Volkswagen acquires nearly 5% of Xpeng, collaborates on new EV models, and strengthens its position in China’s competitive EV market.
Volkswagen invests $700 million in Chinese EV maker Xpeng, acquiring nearly 5% ownership.
The strategic partnership involves joint development of two mid-sized VW-branded EVs for the Chinese market.
Volkswagen aims to counter sluggish sales in China and enhance its presence in the world’s largest car market.
Volkswagen aims to rejuvenate its sales in China, the largest car market globally, by investing $700 million in Chinese electric vehicle maker Xpeng and forging a strategic partnership. The companies plan to co-develop two mid-sized VW-branded EVs specifically for the Chinese market, expected to be released in 2026. This move comes as Volkswagen confronts sluggish sales and fierce competition from local rivals, including BYD and Tesla.
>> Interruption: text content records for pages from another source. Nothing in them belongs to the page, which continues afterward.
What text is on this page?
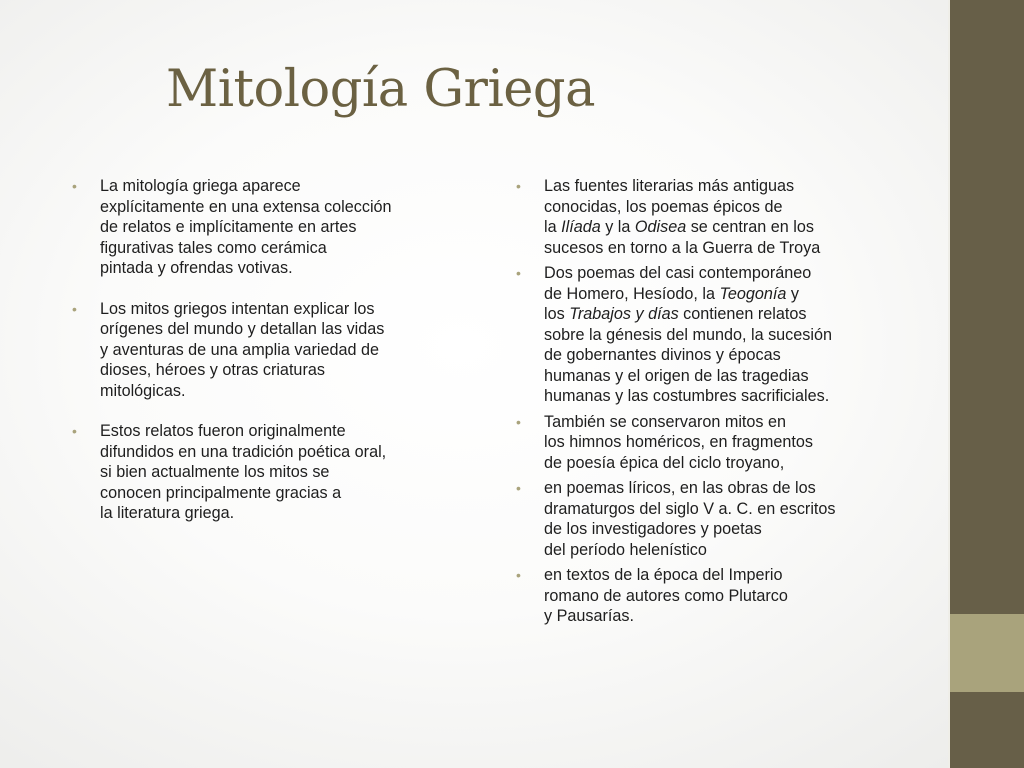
Mitología Griega
• La mitología griega aparece
explícitamente en una extensa colección
de relatos e implícitamente en artes
figurativas tales como cerámica
pintada y ofrendas votivas.
• Los mitos griegos intentan explicar los
orígenes del mundo y detallan las vidas
y aventuras de una amplia variedad de
dioses, héroes y otras criaturas
mitológicas.
• Estos relatos fueron originalmente
difundidos en una tradición poética oral,
si bien actualmente los mitos se
conocen principalmente gracias a
la literatura griega.
• Las fuentes literarias más antiguas
conocidas, los poemas épicos de
la Ilíada y la Odisea se centran en los
sucesos en torno a la Guerra de Troya
• Dos poemas del casi contemporáneo
de Homero, Hesíodo, la Teogonía y
los Trabajos y días contienen relatos
sobre la génesis del mundo, la sucesión
de gobernantes divinos y épocas
humanas y el origen de las tragedias
humanas y las costumbres sacrificiales.
• También se conservaron mitos en
los himnos homéricos, en fragmentos
de poesía épica del ciclo troyano,
• en poemas líricos, en las obras de los
dramaturgos del siglo V a. C. en escritos
de los investigadores y poetas
del período helenístico
• en textos de la época del Imperio
romano de autores como Plutarco
y Pausarías.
China constitutes about 40% of Volkswagen’s global sales and half of its profits. However, the company has faced challenges due to a 14.5% decline in deliveries during the first quarter. While the sales showed some signs of recovery in April and May, the first-half figures remained 1.2% lower than the same period in 2022.
To counter shrinking market share and expand its product range, Volkswagen aims to accelerate the growth of its local electric portfolio in China through partnerships with local car manufacturers. The collaboration with Xpeng, founded in 2015, is seen as a strategic move leveraging their “complementary strengths” in technology and engineering.
Ralf Brandstätter, Volkswagen’s board member for China, emphasized the importance of the partnership, stating it allows the company to expand its local electric portfolio swiftly while preparing for future innovations.
Geopolitical tensions between China and the West have raised concerns for companies relying on China. For Volkswagen, the strategic partnership with Xpeng will be essential for navigating these complexities and maintaining a strong position in the Chinese market.
Volkswagen, which entered China in 1984, has been a major foreign player in the country’s automotive industry. However, it has been losing ground to local competitors, leading to a market share decline to 15% in 2022 from 20% in 2019. In the first quarter of 2023, Chinese EV maker BYD surpassed Volkswagen to become the largest brand by sales in China, signaling the growing competition in the region.
Despite the challenges in China, Volkswagen’s global EV sales have shown significant growth, increasing by 50% compared to the first half of 2022 and by as much as 68% in Europe, where the company leads the market. To strengthen its position in China, Volkswagen is investing in e-mobility, digitalization, autonomous driving, and expanding its production and innovation hub at its Hefei plant in Anhui province.
Additionally, Volkswagen is constructing a manufacturing facility for high-voltage battery systems and establishing a development and procurement center for fully connected, intelligent EVs in Hefei city. These initiatives aim to position Volkswagen as a major player in China’s rapidly evolving and competitive electric vehicle market.